Why do these students graduate with so much debt? Because going to college is expensive, and it extends well beyond the tuition price tag. Anyone who has attended college in the last several decades and paid his/her own way can understand that.
I graduated from college 15 years ago, and though I had numerous academic scholarships and held several part-time jobs, I still accumulated more than $15,000 in student loan debt. Why? Because my parents weren’t rich or even middle class, and if I wanted an education, I had to go it alone.
My parents couldn’t afford to buy me a car or pay for my phone bills or even my laundry expenses. And though I maintained a meager living, I still needed to eat, still needed a roof over my head, and still needed electricity during those cold Minnesota winters.
An additional $8,000 in student loan debt would certainly have been a disincentive for me to attend college. And keep in mind, I was there 15 years ago. Today, lower income students have an even tougher road to navigate as the costs for rent, food, books, and lab fees have gone up considerably. If I was back in that situation, I’m not sure I would be able to obtain a four-year degree.
Though it is true that most graduates will earn more money over the course of his/her lifetime, it is also true most do not earn sizable paychecks after graduation. That takes time. And in this economy, just finding a job after college can be a challenge.
But those aren’t the only reasons I oppose Rep. Kavanagh’s misguided bill. As a resident of this state, I’d like to live in a place that values education for all, not just the privileged few. I’d like to believe that an educated populace would turn out educated leaders capable of solving complex problems. Arizona is in dire need of problem-solving leaders.

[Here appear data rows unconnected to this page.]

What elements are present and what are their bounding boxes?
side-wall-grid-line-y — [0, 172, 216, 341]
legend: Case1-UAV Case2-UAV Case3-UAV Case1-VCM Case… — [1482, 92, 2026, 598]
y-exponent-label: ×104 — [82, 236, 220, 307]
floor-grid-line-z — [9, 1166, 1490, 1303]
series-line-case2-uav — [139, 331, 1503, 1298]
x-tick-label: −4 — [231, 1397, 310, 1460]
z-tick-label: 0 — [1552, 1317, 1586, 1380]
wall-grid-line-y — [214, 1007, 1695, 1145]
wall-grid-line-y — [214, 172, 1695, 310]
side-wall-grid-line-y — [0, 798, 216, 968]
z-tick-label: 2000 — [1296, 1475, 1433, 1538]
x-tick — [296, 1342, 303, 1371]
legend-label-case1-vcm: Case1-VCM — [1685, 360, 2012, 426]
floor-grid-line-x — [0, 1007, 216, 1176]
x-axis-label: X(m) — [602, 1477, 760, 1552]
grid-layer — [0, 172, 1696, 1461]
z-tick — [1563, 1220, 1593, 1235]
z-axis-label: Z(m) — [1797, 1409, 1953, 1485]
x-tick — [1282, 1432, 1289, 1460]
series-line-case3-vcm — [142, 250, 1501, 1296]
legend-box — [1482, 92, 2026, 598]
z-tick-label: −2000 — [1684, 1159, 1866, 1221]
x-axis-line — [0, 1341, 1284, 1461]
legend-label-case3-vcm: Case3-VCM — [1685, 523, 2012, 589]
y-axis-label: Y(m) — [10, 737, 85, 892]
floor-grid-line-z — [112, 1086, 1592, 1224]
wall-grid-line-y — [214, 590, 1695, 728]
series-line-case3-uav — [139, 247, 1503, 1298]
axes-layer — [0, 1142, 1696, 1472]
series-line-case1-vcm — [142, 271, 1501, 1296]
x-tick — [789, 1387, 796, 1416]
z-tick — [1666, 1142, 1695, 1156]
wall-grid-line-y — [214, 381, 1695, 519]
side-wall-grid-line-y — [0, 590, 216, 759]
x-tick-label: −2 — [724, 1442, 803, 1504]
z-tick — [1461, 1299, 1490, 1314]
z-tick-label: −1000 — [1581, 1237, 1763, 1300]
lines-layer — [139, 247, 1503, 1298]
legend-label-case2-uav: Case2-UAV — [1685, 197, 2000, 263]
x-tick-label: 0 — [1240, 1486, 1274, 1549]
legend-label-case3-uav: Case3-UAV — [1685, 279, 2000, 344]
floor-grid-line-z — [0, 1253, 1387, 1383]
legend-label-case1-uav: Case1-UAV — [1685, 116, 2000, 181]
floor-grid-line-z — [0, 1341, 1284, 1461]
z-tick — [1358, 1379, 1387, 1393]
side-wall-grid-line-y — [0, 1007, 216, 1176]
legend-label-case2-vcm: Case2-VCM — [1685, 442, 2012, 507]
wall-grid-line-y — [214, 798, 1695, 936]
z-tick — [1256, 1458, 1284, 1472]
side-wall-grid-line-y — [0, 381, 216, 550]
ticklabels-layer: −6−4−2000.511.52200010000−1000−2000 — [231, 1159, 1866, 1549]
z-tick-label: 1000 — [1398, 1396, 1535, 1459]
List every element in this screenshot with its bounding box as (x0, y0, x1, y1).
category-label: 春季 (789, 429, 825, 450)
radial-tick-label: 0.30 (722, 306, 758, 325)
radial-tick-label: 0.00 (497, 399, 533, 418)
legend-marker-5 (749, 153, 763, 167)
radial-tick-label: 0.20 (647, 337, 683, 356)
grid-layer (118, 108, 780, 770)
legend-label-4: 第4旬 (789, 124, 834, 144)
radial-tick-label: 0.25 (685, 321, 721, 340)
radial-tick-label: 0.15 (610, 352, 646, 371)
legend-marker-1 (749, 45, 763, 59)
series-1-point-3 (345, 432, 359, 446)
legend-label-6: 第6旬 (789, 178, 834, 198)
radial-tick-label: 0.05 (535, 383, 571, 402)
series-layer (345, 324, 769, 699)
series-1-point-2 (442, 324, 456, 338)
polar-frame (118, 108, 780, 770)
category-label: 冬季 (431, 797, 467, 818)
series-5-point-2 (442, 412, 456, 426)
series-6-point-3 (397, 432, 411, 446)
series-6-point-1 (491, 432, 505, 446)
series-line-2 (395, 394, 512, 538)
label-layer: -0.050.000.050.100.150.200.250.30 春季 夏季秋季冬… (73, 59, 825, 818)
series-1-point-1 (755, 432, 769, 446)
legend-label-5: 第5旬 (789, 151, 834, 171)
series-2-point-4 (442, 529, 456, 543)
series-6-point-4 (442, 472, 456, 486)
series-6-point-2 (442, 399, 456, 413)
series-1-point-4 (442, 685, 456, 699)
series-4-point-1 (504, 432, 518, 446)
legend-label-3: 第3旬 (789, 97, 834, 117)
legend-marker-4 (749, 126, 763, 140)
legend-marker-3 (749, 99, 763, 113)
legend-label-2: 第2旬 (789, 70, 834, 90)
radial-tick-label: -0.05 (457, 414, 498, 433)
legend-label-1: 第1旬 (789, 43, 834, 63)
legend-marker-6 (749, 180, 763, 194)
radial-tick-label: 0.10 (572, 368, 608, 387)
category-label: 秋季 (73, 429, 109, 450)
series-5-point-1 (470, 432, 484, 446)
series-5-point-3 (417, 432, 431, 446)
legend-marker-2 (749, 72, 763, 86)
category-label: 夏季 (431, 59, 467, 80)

Only one-fourth of this state’s population has a college degree. One-fourth. That puts us in the bottom third among states, but worse still is our dismal ranking when comparing the number of high school graduates who move on to college. We rank 45th.
But what about our spending on higher education? Could it be that we spend significantly more than other states, and this is why our lawmakers wish to spend even less? Not even close. We rank near the bottom in higher education funding, and since 2008 the state has slashed funding a whopping 50 percent.
But those statistics mean little to individuals such as Rep. Kavanagh and his Republican co-sponsors. It appears Kavanagh’s aiming for last place — last place in student funding, last place in numbers of educated adults. This, he says, will save the state money. Except that he’s wrong on that, too.
Our state pays the price for inadequate education funding. We pay the price when technology and other high salary businesses turn away from Arizona in favor of states with a more highly educated workforce. We pay the price when our residents pay lower taxes because they earn less. We pay the price when intelligent and talented young adults choose universities outside of Arizona because they cost significantly less. And we the price when intelligent and talented individuals are not allowed to realize the American Dream because they were born into lower income families.
Representative Kavanagh’s bill is yet another example of how Arizona’s Republican leaders fail to understand long-term consequences of legislation or complex policy decisions. Their ideological positions may fare well with ideological voters, but those shortsighted decisions will and are costing this state. In the end all Arizona residents lose as legislators continue to dumb down our state and thumb their noses at education.